Michael Schenker’s Temple of Rock – Spirit on a Mission
Release Date: March 23, 2015
The enigmatic and uber talented, Michael Schenker has never been about agendas and musical politics. For the guitar virtuoso who began his legendary career with the likes of Scorpions and UFO, Schenker has only ever been about the music. His guitar is his muse, and the notes and riffs that pour forth speak volumes on his behalf. Spirit on a Mission marks the third album for his latest project, Temple of Rock. Once again the band features his former Scorpions rhythm section of Francis Buchholz on bass and Herman Rarebell on drums. Longtime guitarist and keyboardist, Wayne Findlay adds dimension and depth, while former Rainbow vocalist Doogie White returns to breathe life into the band’s sonic efforts.
Schenker and White penned all of the album’s tracks with Findlay joining in for five of the songs, giving the album more diversity than the previous two efforts.

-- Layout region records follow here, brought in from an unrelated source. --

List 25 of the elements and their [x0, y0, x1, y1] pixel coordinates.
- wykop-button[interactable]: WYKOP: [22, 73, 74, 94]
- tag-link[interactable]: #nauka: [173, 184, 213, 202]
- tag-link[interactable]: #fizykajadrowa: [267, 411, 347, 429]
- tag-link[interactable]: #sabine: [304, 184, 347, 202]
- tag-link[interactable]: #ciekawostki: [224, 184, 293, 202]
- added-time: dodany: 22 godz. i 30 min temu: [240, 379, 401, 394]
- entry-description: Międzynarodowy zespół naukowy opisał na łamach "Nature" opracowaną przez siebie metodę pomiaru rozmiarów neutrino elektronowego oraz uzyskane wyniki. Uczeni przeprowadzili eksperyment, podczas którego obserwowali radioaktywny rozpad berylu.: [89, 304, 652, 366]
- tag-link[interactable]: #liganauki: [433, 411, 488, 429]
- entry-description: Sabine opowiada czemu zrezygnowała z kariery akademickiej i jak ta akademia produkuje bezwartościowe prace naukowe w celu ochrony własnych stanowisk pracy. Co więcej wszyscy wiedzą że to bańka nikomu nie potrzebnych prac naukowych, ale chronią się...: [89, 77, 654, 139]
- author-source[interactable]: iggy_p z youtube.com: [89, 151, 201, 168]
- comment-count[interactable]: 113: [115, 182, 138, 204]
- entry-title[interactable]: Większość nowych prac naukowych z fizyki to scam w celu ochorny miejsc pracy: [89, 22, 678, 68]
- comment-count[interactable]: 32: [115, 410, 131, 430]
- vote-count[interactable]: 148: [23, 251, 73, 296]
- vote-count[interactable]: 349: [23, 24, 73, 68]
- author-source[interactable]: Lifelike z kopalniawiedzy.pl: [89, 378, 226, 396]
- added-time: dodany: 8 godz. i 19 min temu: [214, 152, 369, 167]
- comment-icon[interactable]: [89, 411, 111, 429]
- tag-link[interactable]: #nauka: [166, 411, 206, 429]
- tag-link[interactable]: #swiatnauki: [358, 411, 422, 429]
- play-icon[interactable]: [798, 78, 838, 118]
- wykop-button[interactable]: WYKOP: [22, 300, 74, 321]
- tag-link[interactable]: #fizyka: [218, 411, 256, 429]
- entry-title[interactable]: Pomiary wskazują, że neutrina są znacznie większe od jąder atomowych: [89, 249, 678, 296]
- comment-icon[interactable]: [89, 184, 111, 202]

The dozen tracks on Spirit on a Mission find Schenker and crew reveling in the rock and roll grandeur of the past while continuing to evolve into new territory.
Michael teases open the album with a frolicking guitar intro then kicking into the blood-pumping, double-bass rocker, “Live and Let Live”. The song is propelled by the classic rhythmic juggernaut of Buchholz and Rarebell along with the aggressive riffing of Schenker. White jumps right in the listener’s face.
This is followed by the bluesy groove of “Communion”, which struts in with swagger and attitude. Doogie preaches away while Michael’s guitar nuances dance in and out, filling the open spaces brilliantly.
Next up is the album’s first single, the classic riff ’n’roller, “Vigilante Man”. One doesn’t need to see the video to envision Schenker rocking side to side in his trademark fashion on this one. The riff and tone of the song create a predatory feel and an addictive melody quickly becomes infectious.
The opening trio of songs represents a tasty dose of what listeners can expect over the course of the remaining nine tracks. While there is nothing overtly new here, the quintet creates plenty to sink your ears into: “Howling winds and the wolf is hungry,” sings Doogie, and with each song that hunger builds for more.
Michael’s fret magic is on full display as he drives into the up-tempo, “Rock City”. Rarebell is in rare form, and on this track he really takes it up a notch. When you later find a certain sonic ear-worm wriggling around your cranium, do not be surprised if it is this song: “When gonna rock this city…”.
The band dips into an almost dirty 90’s grunge on “Saviour Machine”, which is one of five tracks where Wayne Findlay adds his own songwriting chops to the mix as well as adding some weightiness with his 7-string fretwork.
“Something of the Night” opens with a frenetic flurry of guitars akin to swarming insects, while “All Our Yesterdays” has an almost Egyptian feel to it that might have fit perfectly on any Dio album. The latter features some of Schenker’s tastiest soloing on the record. That Dioesque feel continues to resonate on “Bulletproof” even as it embraces Schenker’s full body of work. A nice acoustic interlude adds a perfect touch to the track, and Rarebell’s pounding stickwork to open the song reminds us what a beast he can be.
With the grinding groove of “Let the Devil Scream” fans of the Black Label Society ilk will find a track to love, and Findlay’s opening keyboards set a perfect tone. Dare I say, it even has some sexiness to it found writhing in the melody. Schenker once again proves his adaptability with blending vintage rock elements within a modern context.
“Good Times” marks a moody and somewhat soulful ode to personal remembrance and perhaps regret: in the feel of the song there is a ring of Schenker’s vintage UFO years. This is followed by the rapid-fire rocker, “Restless Heart” before the album closes out with the slightly sleazy jubilation of “Wicked”.
With each Temple of Rock album, Schenker’s latest brainchild becomes more of a cohesive band rather than just a vehicle for Michael, which is fantastic to see…and hear. Doogie White’s vocal prowess runs the gamut on Spirit on Mission, and the songs strike the right chord at each turn. Schenker remains brilliantly Schenker, and Findlay adds his own quiet magic.
Michael Schenker’s Temple of Rock is a band that delivers flawlessly and with understated genius. Lest I wax hyperbole, I will simply say Spirit on a Mission is a monster rock and roll record created by masters of the genre.